Scoping constraints¶

Python only — the proxy is Python. CA trust config targets Python and Node HTTP clients (SSL_CERT_FILE, REQUESTS_CA_BUNDLE, NODE_EXTRA_CA_CERTS).
HTTP only — no gRPC, no WebSocket. HTTP/HTTPS covers 99%+ of current LLM API traffic.
mitmproxy for CONNECT/TLS — pinned mitmproxy>=12,<13. The from-scratch HTTP CONNECT handler we used to maintain (~1100 lines of socket / ssl / http.client) is gone; mitmproxy handles framing, TLS termination, HTTP/2, and certificate generation correctly by construction.
One DumpMaster per session — keeps the lifecycle simple and avoids depending on mitmproxy's undocumented runtime mode-update behavior. Tradeoff: ~100-300ms startup and ~30MB RSS per concurrent session.
Docker uses sidecar proxy — the proxy runs inside the container. Self-contained, no host networking dependency.

Implementation notes¶

The one non-obvious correctness invariant we still own:

Token-usage extraction must not silently report zero. A successful (HTTP 200) call whose usage we can't parse is a real proxy gap, not a 0-token call. usage.py raises UsageExtractionError with a diagnostic naming exactly which keys it searched and which were present; Recorder attaches that to CallRecord.error and uses a <parse-failed> sentinel for the model name so the failure surfaces in result summaries.
Late records must not be dropped. A blocking upstream request can finish after the session's track() scope exits. SessionManager.add_record looks up both active and ended sessions so the late record lands in the archive instead of being lost.

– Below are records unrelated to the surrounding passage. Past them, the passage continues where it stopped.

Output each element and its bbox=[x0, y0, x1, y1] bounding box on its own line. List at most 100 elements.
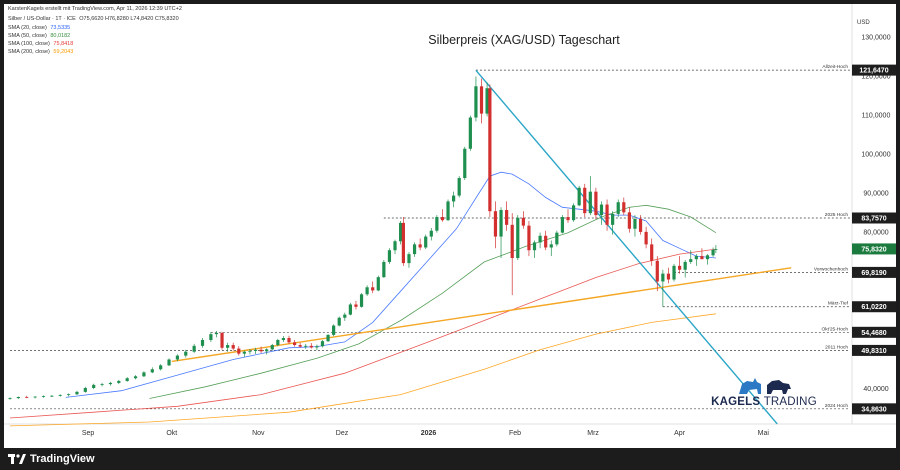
time-tick-label: 2026 bbox=[421, 430, 437, 437]
candle bbox=[270, 343, 274, 351]
candle bbox=[499, 207, 503, 259]
candle bbox=[200, 338, 205, 348]
sma-line bbox=[9, 248, 716, 419]
candle bbox=[452, 191, 456, 208]
candle bbox=[125, 377, 129, 382]
candle bbox=[237, 346, 241, 356]
candle bbox=[418, 238, 422, 251]
candle bbox=[337, 316, 341, 327]
candle bbox=[75, 390, 79, 396]
indicator-label: SMA (200, close) bbox=[8, 49, 50, 55]
price-axis[interactable]: 40,0000 80,0000 90,0000 100,0000 110,0000 120… bbox=[852, 35, 896, 415]
candle bbox=[711, 247, 715, 257]
candle bbox=[605, 199, 609, 231]
tradingview-logo[interactable]: TradingView bbox=[8, 451, 128, 467]
candle bbox=[463, 146, 467, 180]
level-price-tag bbox=[852, 326, 896, 338]
candle bbox=[133, 375, 138, 380]
candle bbox=[41, 395, 46, 398]
candle bbox=[638, 215, 643, 235]
candle bbox=[700, 248, 704, 260]
candle bbox=[505, 201, 509, 231]
indicator-value: 80,0182 bbox=[50, 33, 71, 39]
symbol-name: Silber / US-Dollar · 1T · ICE bbox=[8, 16, 76, 22]
candle bbox=[705, 254, 710, 265]
candle bbox=[332, 324, 336, 337]
candle bbox=[571, 203, 576, 222]
grid-layer bbox=[4, 4, 896, 448]
indicator-value: 75,8418 bbox=[53, 41, 74, 47]
candle bbox=[231, 342, 235, 351]
candle bbox=[429, 227, 433, 241]
time-tick-label: Mai bbox=[758, 430, 770, 437]
candle bbox=[407, 252, 411, 268]
level-label: Vorwochenhoch bbox=[814, 266, 848, 272]
level-label: März-Tief bbox=[828, 301, 849, 307]
sma-line bbox=[149, 204, 717, 399]
candle bbox=[242, 350, 246, 357]
level-price-tag bbox=[852, 64, 896, 76]
candle bbox=[287, 335, 291, 344]
level-label: 2024 Hoch bbox=[825, 403, 849, 409]
candle bbox=[343, 312, 347, 321]
candle bbox=[214, 331, 219, 338]
candle bbox=[16, 396, 20, 399]
candle bbox=[354, 300, 358, 310]
price-tick-label: 110,0000 bbox=[862, 113, 891, 120]
candle bbox=[599, 201, 604, 225]
candle bbox=[683, 259, 687, 278]
candle bbox=[371, 281, 375, 294]
indicator-sma50[interactable]: SMA (50, close) 80,0182 bbox=[8, 33, 72, 39]
candle bbox=[485, 82, 489, 117]
trendline-uptrend bbox=[171, 267, 792, 363]
candle bbox=[253, 347, 258, 355]
level-price-tag bbox=[852, 344, 896, 356]
currency-label: USD bbox=[857, 20, 870, 26]
candle bbox=[516, 215, 520, 260]
candle bbox=[474, 76, 478, 122]
candle bbox=[142, 371, 146, 378]
current-price-value: 75,8320 bbox=[861, 246, 886, 253]
indicator-sma200[interactable]: SMA (200, close) 59,2043 bbox=[8, 49, 75, 55]
price-tick-label: 40,0000 bbox=[863, 386, 888, 393]
candle bbox=[611, 211, 615, 235]
candle bbox=[479, 78, 484, 124]
candle bbox=[192, 343, 196, 353]
candle bbox=[326, 334, 330, 342]
indicator-sma100[interactable]: SMA (100, close) 75,8418 bbox=[8, 41, 75, 47]
candle bbox=[532, 240, 537, 259]
candle bbox=[265, 348, 269, 355]
candle bbox=[689, 250, 693, 264]
candle bbox=[672, 263, 676, 282]
candle bbox=[622, 197, 626, 216]
candle bbox=[309, 343, 313, 349]
candle bbox=[58, 394, 62, 397]
candle bbox=[298, 342, 302, 348]
candle bbox=[167, 358, 171, 367]
time-tick-label: Dez bbox=[336, 430, 349, 437]
candle bbox=[538, 232, 542, 249]
trendline-layer bbox=[171, 69, 792, 425]
bull-bear-icon bbox=[739, 378, 791, 394]
price-chart[interactable]: Allzeit-Hoch 2025 Hoch Vorwochenhoch März-T… bbox=[4, 4, 896, 448]
indicator-sma20[interactable]: SMA (20, close) 73,5335 bbox=[8, 25, 72, 31]
level-price-value: 121,6470 bbox=[859, 68, 888, 75]
candle bbox=[627, 207, 631, 233]
candle bbox=[468, 115, 472, 151]
candle bbox=[108, 381, 113, 386]
candle bbox=[633, 215, 637, 237]
indicator-label: SMA (20, close) bbox=[8, 25, 47, 31]
candle bbox=[555, 230, 559, 247]
current-price-tag bbox=[852, 243, 896, 255]
candle bbox=[544, 230, 548, 251]
candle bbox=[376, 275, 380, 292]
candle bbox=[678, 256, 682, 274]
candles-layer bbox=[8, 76, 718, 400]
price-tick-label: 130,0000 bbox=[861, 35, 890, 42]
candle bbox=[412, 242, 417, 257]
candle bbox=[527, 220, 531, 257]
candle bbox=[175, 354, 179, 362]
level-price-tag bbox=[852, 403, 896, 415]
candle bbox=[694, 254, 698, 266]
time-axis[interactable]: Sep Okt Nov Dez 2026 Feb Mrz Apr Mai bbox=[82, 430, 769, 437]
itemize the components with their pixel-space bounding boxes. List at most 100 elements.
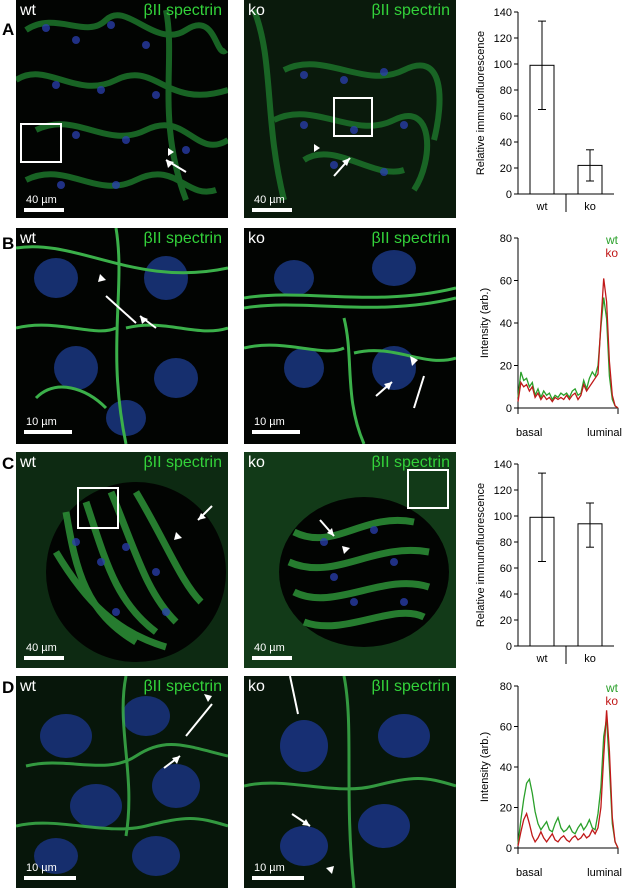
legend-entry: wt: [605, 233, 619, 247]
tissue-texture: [16, 228, 228, 444]
scale-bar: [252, 656, 292, 660]
scale-bar-label: 10 µm: [254, 416, 285, 428]
stain-label: βII spectrin: [371, 678, 450, 695]
scale-bar: [252, 430, 300, 434]
legend-entry: wt: [605, 681, 619, 695]
y-tick-label: 100: [494, 59, 512, 71]
row-c: C wt βII spectrin 40 µm: [0, 452, 624, 674]
y-tick-label: 20: [500, 615, 512, 627]
scale-bar: [24, 430, 72, 434]
row-d: D wt βII spectrin 10 µm: [0, 676, 624, 890]
stain-label: βII spectrin: [143, 454, 222, 471]
genotype-label: wt: [20, 454, 36, 471]
row-b: B wt βII spectrin 10 µm: [0, 228, 624, 450]
bar-chart-a: 0 20 40 60 80 100 120 140 Relative immunofluores…: [475, 7, 614, 213]
y-tick-label: 40: [500, 137, 512, 149]
x-label-end: luminal: [587, 427, 622, 439]
y-tick-label: 60: [500, 111, 512, 123]
scale-bar: [252, 876, 304, 880]
zoom-box: [333, 97, 373, 137]
micrograph-ko: ko βII spectrin 10 µm: [244, 676, 456, 888]
stain-label: βII spectrin: [371, 230, 450, 247]
x-tick-label: ko: [584, 653, 596, 665]
scale-bar-label: 40 µm: [254, 642, 285, 654]
tissue-texture: [16, 452, 228, 668]
y-tick-label: 80: [500, 85, 512, 97]
tissue-texture: [16, 9, 228, 202]
genotype-label: wt: [20, 678, 36, 695]
scale-bar-label: 10 µm: [26, 416, 57, 428]
genotype-label: ko: [248, 678, 265, 695]
genotype-label: ko: [248, 230, 265, 247]
y-tick-label: 0: [506, 641, 512, 653]
scale-bar-label: 10 µm: [26, 862, 57, 874]
panel-label: D: [2, 678, 15, 697]
y-tick-label: 80: [500, 233, 512, 245]
series-line-ko: [517, 710, 619, 849]
y-axis-label: Intensity (arb.): [479, 732, 491, 802]
y-tick-label: 120: [494, 485, 512, 497]
y-tick-label: 60: [500, 276, 512, 288]
series-line-ko: [517, 278, 619, 409]
y-tick-label: 60: [500, 722, 512, 734]
row-a: A wt βII spectrin 40 µm: [0, 0, 624, 222]
micrograph-wt: wt βII spectrin 10 µm: [16, 228, 228, 444]
y-tick-label: 20: [500, 361, 512, 373]
y-tick-label: 40: [500, 589, 512, 601]
scale-bar-label: 10 µm: [254, 862, 285, 874]
y-axis-label: Intensity (arb.): [479, 288, 491, 358]
y-axis-label: Relative immunofluorescence: [475, 31, 487, 175]
tissue-texture: [244, 250, 456, 444]
bar: [577, 523, 603, 647]
micrograph-wt: wt βII spectrin 40 µm: [16, 0, 228, 218]
x-tick-label: wt: [536, 653, 548, 665]
y-tick-label: 140: [494, 459, 512, 471]
y-tick-label: 120: [494, 33, 512, 45]
y-tick-label: 20: [500, 803, 512, 815]
x-tick-label: ko: [584, 201, 596, 213]
zoom-box: [20, 123, 62, 163]
scale-bar-label: 40 µm: [26, 642, 57, 654]
y-tick-label: 40: [500, 318, 512, 330]
stain-label: βII spectrin: [371, 2, 450, 19]
stain-label: βII spectrin: [143, 678, 222, 695]
y-tick-label: 0: [506, 403, 512, 415]
zoom-box: [407, 469, 449, 509]
panel-label: B: [2, 234, 15, 253]
scale-bar: [24, 208, 64, 212]
y-tick-label: 20: [500, 163, 512, 175]
x-tick-label: wt: [536, 201, 548, 213]
y-axis-label: Relative immunofluorescence: [475, 483, 487, 627]
stain-label: βII spectrin: [143, 230, 222, 247]
genotype-label: ko: [248, 2, 265, 19]
series-line-wt: [517, 718, 619, 849]
scale-bar: [252, 208, 292, 212]
micrograph-ko: ko βII spectrin 10 µm: [244, 228, 456, 444]
genotype-label: wt: [20, 2, 36, 19]
panel-label: C: [2, 454, 15, 473]
scale-bar-label: 40 µm: [26, 194, 57, 206]
tissue-texture: [244, 452, 456, 668]
y-tick-label: 0: [506, 189, 512, 201]
scale-bar: [24, 876, 76, 880]
y-tick-label: 100: [494, 511, 512, 523]
y-tick-label: 0: [506, 843, 512, 855]
y-tick-label: 40: [500, 762, 512, 774]
micrograph-ko: ko βII spectrin 40 µm: [244, 452, 456, 668]
y-tick-label: 80: [500, 537, 512, 549]
legend-entry: ko: [605, 694, 618, 708]
bar-chart-c: 0 20 40 60 80 100 120 140 Relative immunofluores…: [475, 459, 614, 665]
micrograph-wt: wt βII spectrin 40 µm: [16, 452, 228, 668]
x-label-start: basal: [516, 427, 542, 439]
legend-entry: ko: [605, 246, 618, 260]
zoom-box: [77, 487, 119, 529]
scale-bar-label: 40 µm: [254, 194, 285, 206]
y-tick-label: 60: [500, 563, 512, 575]
x-label-start: basal: [516, 867, 542, 879]
y-tick-label: 80: [500, 681, 512, 693]
stain-label: βII spectrin: [143, 2, 222, 19]
y-tick-label: 140: [494, 7, 512, 19]
micrograph-wt: wt βII spectrin 10 µm: [16, 676, 228, 888]
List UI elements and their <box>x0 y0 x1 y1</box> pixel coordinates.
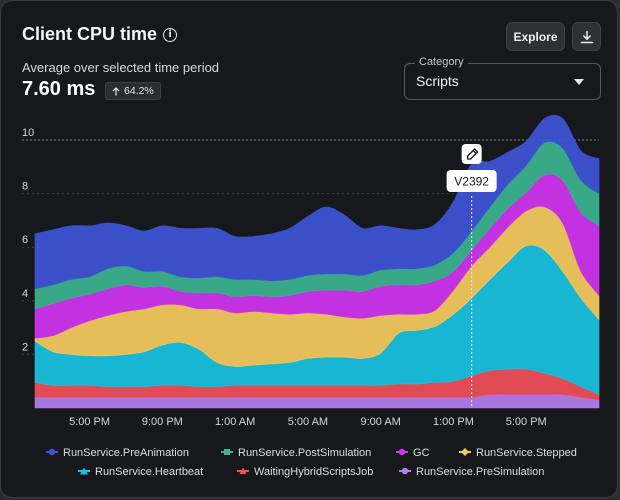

(The previous CONNECT-prelude-buffering and strict-Content-Length invariants are now mitmproxy's problem, not ours.)

Open questions¶

CA certificate compatibility: do any Python LLM SDKs override SSL_CERT_FILE or pin certificates? Need to test against openai, anthropic, google-generativeai, boto3.
Agents that bypass HTTPS_PROXY: some SDK versions may hardcode direct connections. Mitigation: maintain a compatibility matrix per SDK version.
Real-time streaming forwarding: SSE / Transfer-Encoding: chunked responses are parsed correctly today (the SSE token-extractor handles Anthropic's split message_start / message_delta usage events and Gemini's usageMetadata), but the proxy currently buffers the full upstream response before sending it back to the client — so the client doesn't see chunks land in real time. For evaluation workflows this is fine (you read the final result anyway). For interactive use you'd want chunk-by-chunk forwarding while still accumulating SSE frames for token extraction.